Lev Tolstoy, yirmili yaşlarında yazdığı “Çocukluk, İlkgençlik, Gençlik” başlıklı ilk eserinde “gençler bilebilse, yaşlılar yapabilseydi” der. Çağ değişti. 21.yüzyıl Türkiye’sinde gençler artık yaşamın bu üçüncü perdesinde ne istediklerini ve daha da önemlisi ne istemediklerini biliyorlar. Sahaflarda ucuza satılan gençlik düşlerinden fazlasını istiyorlar.

Eğitim gördükleri alanda çalışıp para kazanmak, onurlu bir yaşam sürmek istiyorlar. Bilgi, deneyim ve vizyonlarını genişletmek istediklerinde veya bir burs olanağı bulduklarında yurtdışında okuyabilmek veya dört koldan burs aramaya gerek kalmaksızın bir araştırma gezisine veya Çinli yaşıtları gibi yurtdışında bir piyano yarışmasına rahatlıkla katılabilmek istiyorlar.

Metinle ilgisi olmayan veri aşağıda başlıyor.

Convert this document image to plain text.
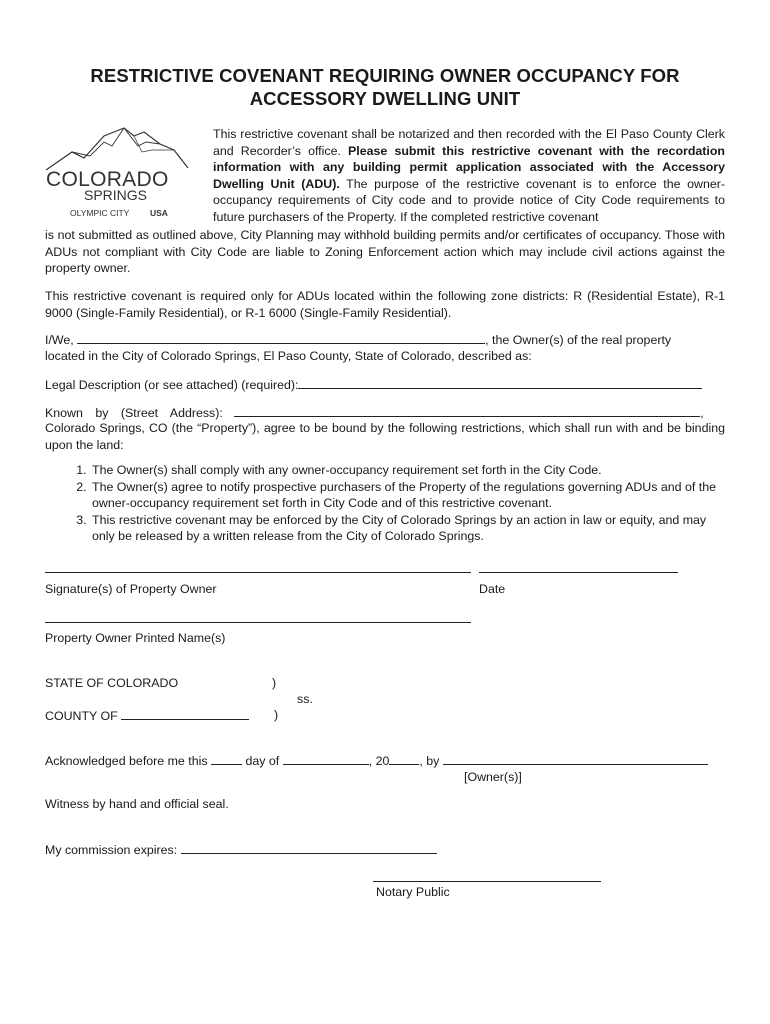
RESTRICTIVE COVENANT REQUIRING OWNER OCCUPANCY FOR
ACCESSORY DWELLING UNIT
COLORADO
SPRINGS
OLYMPIC CITY USA

This restrictive covenant shall be notarized and then recorded with the El Paso County Clerk and Recorder’s office. Please submit this restrictive covenant with the recordation information with any building permit application associated with the Accessory Dwelling Unit (ADU). The purpose of the restrictive covenant is to enforce the owner-occupancy requirements of City code and to provide notice of City Code requirements to future purchasers of the Property. If the completed restrictive covenant

is not submitted as outlined above, City Planning may withhold building permits and/or certificates of occupancy. Those with ADUs not compliant with City Code are liable to Zoning Enforcement action which may include civil actions against the property owner.

This restrictive covenant is required only for ADUs located within the following zone districts: R (Residential Estate), R-1 9000 (Single-Family Residential), or R-1 6000 (Single-Family Residential).

I/We,	, the Owner(s) of the real property
located in the City of Colorado Springs, El Paso County, State of Colorado, described as:
Legal Description (or see attached) (required):
Known by (Street Address):	,
Colorado Springs, CO (the “Property”), agree to be bound by the following restrictions, which shall run with and be binding upon the land:
1. The Owner(s) shall comply with any owner-occupancy requirement set forth in the City Code.
2. The Owner(s) agree to notify prospective purchasers of the Property of the regulations governing ADUs and of the owner-occupancy requirement set forth in City Code and of this restrictive covenant.
3. This restrictive covenant may be enforced by the City of Colorado Springs by an action in law or equity, and may only be released by a written release from the City of Colorado Springs.
Signature(s) of Property Owner	Date
Property Owner Printed Name(s)
STATE OF COLORADO	)
ss.
COUNTY OF	)
Acknowledged before me this	day of	, 20 , by
[Owner(s)]
Witness by hand and official seal.
My commission expires:
Notary Public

Yaşama umutla, aşkla, tutkuyla bağlanmak istiyorlar.

Kendi doğdukları topraklarda ev sahibi olmak, fahiş fiyatlarla kiracı olmamak, kendi memleketinin otellerinde tatil yapabilmek, etini, sütünü, sebzesini “kredi başvurusu yapmadan” satın alabilmek istiyorlar.

Kısacası, gençliğin iyi olma halini bizzat deneyimlemek, “öz yurdunda garip” olmamak istiyorlar.

Bu özgürlük ve refah düşlerinde ise, son dönemde Avrupa Birliği üyeliğine dört elle sarılmış bir gençlik var karşımızda. 

Alman Marshall Fonu’nun Perşembe günü sonuçlarını kamuoyuyla paylaştığı “Türkiye’nin Avrupa Birliği Algısı” araştırmasının sonuçları, gençliğin talepleri, beklentileri ve açmazlarını kristal netliğinde gözler önüne seriyor.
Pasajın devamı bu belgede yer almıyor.